Now factor in the fact that the populations are not {\em instantaneously} in the steady state, but rather, there is a time lag of ${\displaystyle 1/\Gamma _{pop}}$ before the populations come into equilibrium.

Consider the picture of an atom going through a laser beam; note that this could be a standing wave, as in an optical lattice. Let's figure out what the atom has to do as it traverses the beam. Originally, the atom is purely in the ground state, and at positive detuning the ground state is the upper energy level. To reach the top of the energy hump, there must be some admixture of the excited state added:

The size of the blobs in this picture reflect the population in the level. Assume the atom is moving towards the right. What is the extra force seen because the populations lag behind that which it should have in steady state, as the atom is moving? The more the population is in the upper level, the more force there is to the left. So if the actual population (dotted red lines) is larger than the steady state (solid lines) there is an extra force to the left.

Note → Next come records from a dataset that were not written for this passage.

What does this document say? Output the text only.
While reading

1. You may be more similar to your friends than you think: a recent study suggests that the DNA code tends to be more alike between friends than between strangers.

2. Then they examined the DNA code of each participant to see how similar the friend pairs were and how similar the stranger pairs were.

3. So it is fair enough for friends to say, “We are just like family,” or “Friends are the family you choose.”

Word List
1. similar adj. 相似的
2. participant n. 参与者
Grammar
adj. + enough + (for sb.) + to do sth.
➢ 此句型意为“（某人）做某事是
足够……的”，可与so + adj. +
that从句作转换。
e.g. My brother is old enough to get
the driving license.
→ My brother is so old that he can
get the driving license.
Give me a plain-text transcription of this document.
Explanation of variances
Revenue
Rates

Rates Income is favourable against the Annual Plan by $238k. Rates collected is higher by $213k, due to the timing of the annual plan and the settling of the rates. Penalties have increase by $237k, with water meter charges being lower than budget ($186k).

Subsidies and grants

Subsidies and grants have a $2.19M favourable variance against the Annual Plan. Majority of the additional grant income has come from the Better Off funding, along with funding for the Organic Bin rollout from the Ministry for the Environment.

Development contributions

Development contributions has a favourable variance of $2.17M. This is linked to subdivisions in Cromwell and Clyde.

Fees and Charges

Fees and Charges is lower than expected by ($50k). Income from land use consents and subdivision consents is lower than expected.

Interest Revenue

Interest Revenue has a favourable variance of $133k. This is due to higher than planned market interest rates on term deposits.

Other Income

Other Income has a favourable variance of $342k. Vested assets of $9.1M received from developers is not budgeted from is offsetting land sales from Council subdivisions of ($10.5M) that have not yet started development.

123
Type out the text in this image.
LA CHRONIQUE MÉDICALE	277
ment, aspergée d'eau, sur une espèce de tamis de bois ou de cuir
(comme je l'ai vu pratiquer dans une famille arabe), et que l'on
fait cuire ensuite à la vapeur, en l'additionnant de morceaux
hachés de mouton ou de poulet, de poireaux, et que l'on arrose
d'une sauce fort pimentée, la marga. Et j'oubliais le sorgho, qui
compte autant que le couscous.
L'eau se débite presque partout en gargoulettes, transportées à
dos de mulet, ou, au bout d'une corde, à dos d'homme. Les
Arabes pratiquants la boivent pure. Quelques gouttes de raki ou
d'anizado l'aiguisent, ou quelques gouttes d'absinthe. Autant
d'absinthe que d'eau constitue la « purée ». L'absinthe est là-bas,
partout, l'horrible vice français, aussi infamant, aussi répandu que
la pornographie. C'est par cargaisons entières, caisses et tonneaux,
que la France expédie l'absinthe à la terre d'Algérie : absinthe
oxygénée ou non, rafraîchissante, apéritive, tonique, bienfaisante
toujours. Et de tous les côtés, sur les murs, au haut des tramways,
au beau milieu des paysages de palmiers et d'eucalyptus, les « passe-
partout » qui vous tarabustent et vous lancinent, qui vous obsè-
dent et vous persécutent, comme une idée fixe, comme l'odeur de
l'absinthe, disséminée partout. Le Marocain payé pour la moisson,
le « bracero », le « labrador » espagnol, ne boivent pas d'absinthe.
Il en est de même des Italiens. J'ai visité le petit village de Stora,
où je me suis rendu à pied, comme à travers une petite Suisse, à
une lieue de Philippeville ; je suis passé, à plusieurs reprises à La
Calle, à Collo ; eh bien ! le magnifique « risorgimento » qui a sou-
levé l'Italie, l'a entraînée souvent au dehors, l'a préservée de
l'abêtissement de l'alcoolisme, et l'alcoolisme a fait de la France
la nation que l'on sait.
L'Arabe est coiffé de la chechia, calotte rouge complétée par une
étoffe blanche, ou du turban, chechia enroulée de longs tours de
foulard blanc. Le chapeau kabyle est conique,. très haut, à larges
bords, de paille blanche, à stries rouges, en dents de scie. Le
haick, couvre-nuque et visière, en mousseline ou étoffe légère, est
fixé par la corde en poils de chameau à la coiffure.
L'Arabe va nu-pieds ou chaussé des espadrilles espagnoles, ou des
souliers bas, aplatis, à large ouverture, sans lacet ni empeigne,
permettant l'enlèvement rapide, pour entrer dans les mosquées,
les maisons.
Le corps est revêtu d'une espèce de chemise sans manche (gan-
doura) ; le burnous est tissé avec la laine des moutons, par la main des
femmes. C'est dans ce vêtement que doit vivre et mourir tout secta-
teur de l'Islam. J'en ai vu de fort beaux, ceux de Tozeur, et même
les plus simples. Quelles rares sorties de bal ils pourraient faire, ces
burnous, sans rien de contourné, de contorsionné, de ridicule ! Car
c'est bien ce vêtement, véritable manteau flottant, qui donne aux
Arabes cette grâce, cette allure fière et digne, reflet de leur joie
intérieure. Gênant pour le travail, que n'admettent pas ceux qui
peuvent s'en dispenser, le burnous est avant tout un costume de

As the atom leaves the middle of the beam, the populations continue to lag behind. But due to the population lag, the upper level population is a bit smaller than it would be in steady state. This causes the atoms to continue seeing a force to the left.

Now imaging that an atom rides a standing wave, going up and down. Because of the time lag in the population, the atoms now see a force in the opposite direction from its movement. Let us emphasize this point: the time lag leads to a hysteresis, which gives rise to dissipation.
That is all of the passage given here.